Burdekin distillery was started in 2020. Initially, Sophie and Anthony Duggan ran a water bottling business adjacent to Bowling Green national park in North Queensland, and they own a 100 acre farm with an in situ aquifer beneath. In 2020 — COVID season, if you recall — they reviewed their mineral water business, seeking options, and considered that since they were in the heart of the Burdekin (Australia’s premier sugar cane growing region, with a much higher brix than other areas), they decided to diversify into rum, and specifically French Caribbean style agricole, using their own mineral water as a base.
The first product was released to market in late 2022, and was named “Virgin Cane Spirit” (that pesky two year rule, remember? … and they did not want to trespass on the “agricole” moniker either). Vintage Cane Sprit is aged for one year in PX barrels, and they also released a molasses rum aged two years in ex-bourbon barrels, which they named their Premium Aged Rum.
During 2020-2021, they Duggans played around with a number of experimental batches and recipe developments using contract distillers, to obtain what they termed an ‘elegant, refined’ flavour profile.
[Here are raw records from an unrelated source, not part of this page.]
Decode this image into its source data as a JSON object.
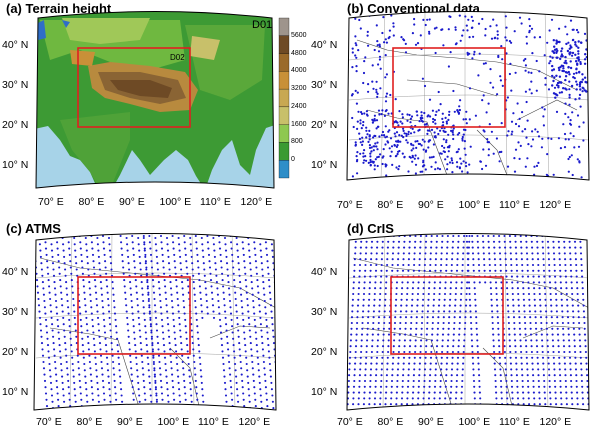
{
  "figure": {
    "panels": [
      {
        "id": "a",
        "title": "(a) Terrain height",
        "domain_labels": [
          "D01",
          "D02"
        ]
      },
      {
        "id": "b",
        "title": "(b) Conventional data"
      },
      {
        "id": "c",
        "title": "(c) ATMS"
      },
      {
        "id": "d",
        "title": "(d) CrIS"
      }
    ],
    "lon_ticks": [
      "70° E",
      "80° E",
      "90° E",
      "100° E",
      "110° E",
      "120° E"
    ],
    "lat_ticks": [
      "40° N",
      "30° N",
      "20° N",
      "10° N"
    ],
    "colorbar": {
      "labels": [
        "5600",
        "4800",
        "4000",
        "3200",
        "2400",
        "1600",
        "800",
        "0"
      ],
      "colors": [
        "#9e948c",
        "#6e4a25",
        "#9a6a2a",
        "#c89038",
        "#c8a852",
        "#c8c06a",
        "#8ec850",
        "#3a9a32",
        "#2f8ec8"
      ]
    },
    "colors": {
      "ocean": "#a7d3e8",
      "lowland": "#3d9a34",
      "plateau": "#8a6434",
      "observation_dot": "#1a1acc",
      "d02_box": "#e02020"
    }
  }
}
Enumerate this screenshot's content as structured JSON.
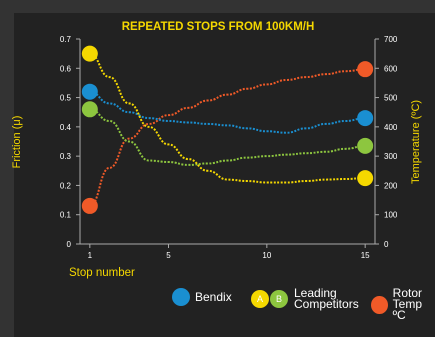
{
  "chart_data": {
    "type": "line",
    "title": "REPEATED STOPS FROM 100KM/H",
    "xlabel": "Stop number",
    "ylabel_left": "Friction (μ)",
    "ylabel_right": "Temperature (ºC)",
    "x_ticks": [
      "1",
      "5",
      "10",
      "15"
    ],
    "y_left_ticks": [
      "0",
      "0.1",
      "0.2",
      "0.3",
      "0.4",
      "0.5",
      "0.6",
      "0.7"
    ],
    "y_right_ticks": [
      "0",
      "100",
      "200",
      "300",
      "400",
      "500",
      "600",
      "700"
    ],
    "xlim": [
      0.5,
      15.5
    ],
    "ylim_left": [
      0,
      0.7
    ],
    "ylim_right": [
      0,
      700
    ],
    "series": [
      {
        "name": "Bendix",
        "axis": "left",
        "color": "#1a8fd1",
        "style": "dotted",
        "x": [
          1,
          2,
          3,
          4,
          5,
          6,
          7,
          8,
          9,
          10,
          11,
          12,
          13,
          14,
          15
        ],
        "y": [
          0.52,
          0.48,
          0.45,
          0.43,
          0.42,
          0.415,
          0.41,
          0.405,
          0.395,
          0.385,
          0.38,
          0.395,
          0.41,
          0.42,
          0.43
        ]
      },
      {
        "key": "A",
        "axis": "left",
        "color": "#f5d800",
        "style": "dotted",
        "x": [
          1,
          2,
          3,
          4,
          5,
          6,
          7,
          8,
          9,
          10,
          11,
          12,
          13,
          14,
          15
        ],
        "y": [
          0.65,
          0.57,
          0.48,
          0.4,
          0.34,
          0.29,
          0.25,
          0.22,
          0.215,
          0.21,
          0.21,
          0.215,
          0.22,
          0.222,
          0.225
        ]
      },
      {
        "key": "B",
        "axis": "left",
        "color": "#8dc63f",
        "style": "dotted",
        "x": [
          1,
          2,
          3,
          4,
          5,
          6,
          7,
          8,
          9,
          10,
          11,
          12,
          13,
          14,
          15
        ],
        "y": [
          0.46,
          0.42,
          0.35,
          0.285,
          0.28,
          0.27,
          0.275,
          0.285,
          0.295,
          0.3,
          0.305,
          0.31,
          0.315,
          0.325,
          0.335
        ]
      },
      {
        "name": "Rotor Temp ºC",
        "axis": "right",
        "color": "#f05a28",
        "style": "dotted",
        "x": [
          1,
          2,
          3,
          4,
          5,
          6,
          7,
          8,
          9,
          10,
          11,
          12,
          13,
          14,
          15
        ],
        "y": [
          130,
          260,
          360,
          410,
          440,
          465,
          490,
          510,
          530,
          545,
          560,
          570,
          580,
          590,
          597
        ]
      }
    ],
    "grid": false,
    "legend": "bottom"
  },
  "legend": {
    "bendix": "Bendix",
    "a_marker": "A",
    "b_marker": "B",
    "leading_line1": "Leading",
    "leading_line2": "Competitors",
    "rotor_line1": "Rotor",
    "rotor_line2": "Temp ºC"
  },
  "colors": {
    "background": "#333333",
    "panel": "#222222",
    "title": "#f5d800",
    "axis_label": "#f5d800",
    "text": "#ffffff"
  }
}
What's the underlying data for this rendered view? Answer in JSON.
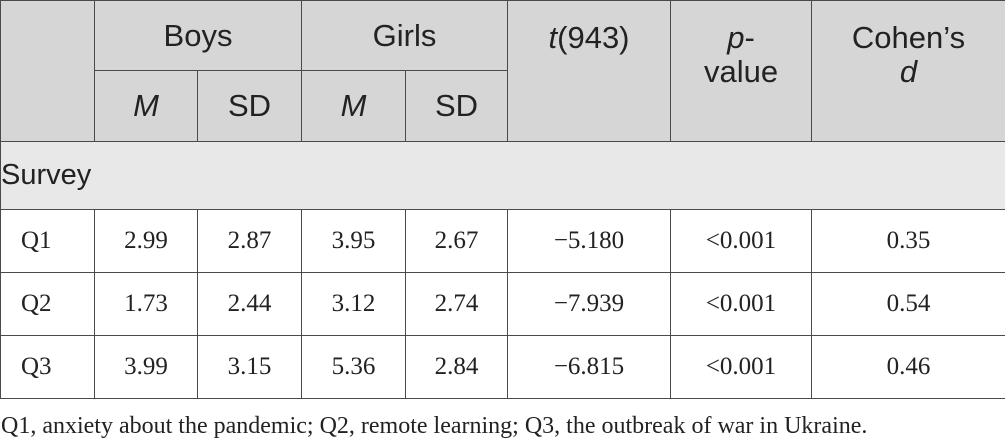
{
  "header": {
    "boys": "Boys",
    "girls": "Girls",
    "t_stat_italic": "t",
    "t_stat_df": "(943)",
    "p_italic": "p",
    "p_rest": "-",
    "p_line2": "value",
    "cohens": "Cohen’s",
    "cohens_d": "d",
    "m": "M",
    "sd": "SD"
  },
  "section_label": "Survey",
  "rows": [
    {
      "label": "Q1",
      "boys_m": "2.99",
      "boys_sd": "2.87",
      "girls_m": "3.95",
      "girls_sd": "2.67",
      "t": "−5.180",
      "p": "<0.001",
      "d": "0.35"
    },
    {
      "label": "Q2",
      "boys_m": "1.73",
      "boys_sd": "2.44",
      "girls_m": "3.12",
      "girls_sd": "2.74",
      "t": "−7.939",
      "p": "<0.001",
      "d": "0.54"
    },
    {
      "label": "Q3",
      "boys_m": "3.99",
      "boys_sd": "3.15",
      "girls_m": "5.36",
      "girls_sd": "2.84",
      "t": "−6.815",
      "p": "<0.001",
      "d": "0.46"
    }
  ],
  "footnote": "Q1, anxiety about the pandemic; Q2, remote learning; Q3, the outbreak of war in Ukraine.",
  "colors": {
    "header_bg": "#d6d6d6",
    "section_bg": "#e8e8e8",
    "border": "#4a4a4a",
    "text": "#222222"
  }
}
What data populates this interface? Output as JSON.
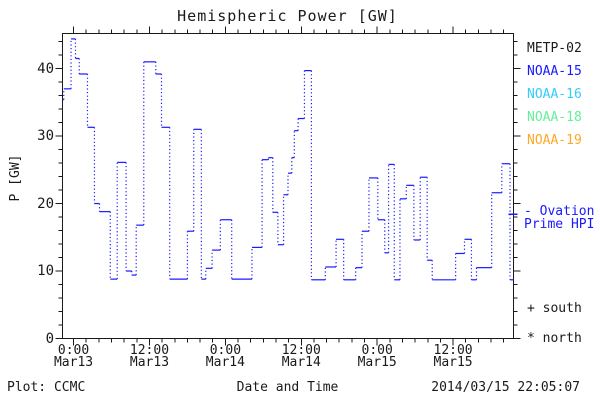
{
  "title": "Hemispheric Power [GW]",
  "axes": {
    "ylabel": "P [GW]",
    "xlabel": "Date and Time"
  },
  "legend": {
    "satellites": [
      {
        "label": "METP-02",
        "color": "#1a1a1a"
      },
      {
        "label": "NOAA-15",
        "color": "#1a1aff"
      },
      {
        "label": "NOAA-16",
        "color": "#33ccff"
      },
      {
        "label": "NOAA-18",
        "color": "#66ee99"
      },
      {
        "label": "NOAA-19",
        "color": "#ffa726"
      }
    ],
    "ovation": {
      "line1": "- Ovation",
      "line2": "Prime HPI",
      "color": "#1a1aff"
    },
    "south": "+ south",
    "north": "* north"
  },
  "footer": {
    "left": "Plot: CCMC",
    "right": "2014/03/15 22:05:07"
  },
  "chart_data": {
    "type": "line",
    "subtype": "stepped-dotted",
    "title": "Hemispheric Power [GW]",
    "xlabel": "Date and Time",
    "ylabel": "P [GW]",
    "x_unit": "hours since Mar13 0:00",
    "xlim": [
      -1.75,
      69.55
    ],
    "ylim": [
      0,
      45.2
    ],
    "grid": false,
    "x_major_ticks": [
      {
        "t": 0,
        "time": "0:00",
        "date": "Mar13"
      },
      {
        "t": 12,
        "time": "12:00",
        "date": "Mar13"
      },
      {
        "t": 24,
        "time": "0:00",
        "date": "Mar14"
      },
      {
        "t": 36,
        "time": "12:00",
        "date": "Mar14"
      },
      {
        "t": 48,
        "time": "0:00",
        "date": "Mar15"
      },
      {
        "t": 60,
        "time": "12:00",
        "date": "Mar15"
      }
    ],
    "x_minor_step_hours": 2,
    "y_major_ticks": [
      {
        "v": 0,
        "label": "0"
      },
      {
        "v": 10,
        "label": "10"
      },
      {
        "v": 20,
        "label": "20"
      },
      {
        "v": 30,
        "label": "30"
      },
      {
        "v": 40,
        "label": "40"
      }
    ],
    "y_minor_step": 2,
    "series": [
      {
        "name": "Ovation Prime HPI",
        "color": "#1a1aff",
        "marker_y_gw": 18.4,
        "t_end": 69.55,
        "points": [
          [
            -1.75,
            35.4
          ],
          [
            -1.55,
            37.0
          ],
          [
            -0.4,
            44.4
          ],
          [
            0.3,
            41.5
          ],
          [
            0.9,
            39.2
          ],
          [
            2.2,
            31.3
          ],
          [
            3.3,
            20.0
          ],
          [
            4.1,
            18.8
          ],
          [
            5.8,
            8.8
          ],
          [
            6.9,
            26.1
          ],
          [
            8.3,
            10.0
          ],
          [
            9.2,
            9.4
          ],
          [
            9.9,
            16.8
          ],
          [
            11.1,
            41.0
          ],
          [
            13.0,
            39.2
          ],
          [
            13.9,
            31.3
          ],
          [
            15.2,
            8.8
          ],
          [
            18.0,
            15.9
          ],
          [
            19.0,
            31.0
          ],
          [
            20.2,
            8.8
          ],
          [
            20.9,
            10.4
          ],
          [
            21.9,
            13.1
          ],
          [
            23.2,
            17.6
          ],
          [
            25.0,
            8.8
          ],
          [
            28.2,
            13.5
          ],
          [
            29.8,
            26.5
          ],
          [
            30.8,
            26.8
          ],
          [
            31.5,
            18.7
          ],
          [
            32.3,
            13.9
          ],
          [
            33.2,
            21.3
          ],
          [
            33.9,
            24.5
          ],
          [
            34.5,
            26.8
          ],
          [
            34.9,
            30.8
          ],
          [
            35.5,
            32.6
          ],
          [
            36.5,
            39.7
          ],
          [
            37.6,
            8.7
          ],
          [
            39.8,
            10.6
          ],
          [
            41.5,
            14.7
          ],
          [
            42.7,
            8.7
          ],
          [
            44.6,
            10.5
          ],
          [
            45.6,
            15.9
          ],
          [
            46.7,
            23.8
          ],
          [
            48.1,
            17.6
          ],
          [
            49.2,
            12.7
          ],
          [
            49.8,
            25.8
          ],
          [
            50.7,
            8.7
          ],
          [
            51.6,
            20.7
          ],
          [
            52.6,
            22.7
          ],
          [
            53.8,
            14.6
          ],
          [
            54.8,
            23.9
          ],
          [
            55.9,
            11.6
          ],
          [
            56.7,
            8.7
          ],
          [
            60.4,
            12.6
          ],
          [
            61.8,
            14.7
          ],
          [
            62.9,
            8.7
          ],
          [
            63.7,
            10.5
          ],
          [
            66.1,
            21.6
          ],
          [
            67.7,
            25.9
          ],
          [
            69.0,
            8.7
          ]
        ]
      }
    ]
  }
}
The ‘Wild Child’ reviewed here is one of those experiments: now, normally, Burdekin uses a specific yeast blend and normally try to apply quite a controlled ferment. But in this case, given it was coming towards the end of the cane harvest (November in the southern hemisphere), the batch actually got away from then, and wild fermented before the yeast could be added, and this developed a more intense rum. Pleased with the result, the quality was deemed sufficient to make it one of their limited editions, with a name that channelled pretty much what it was.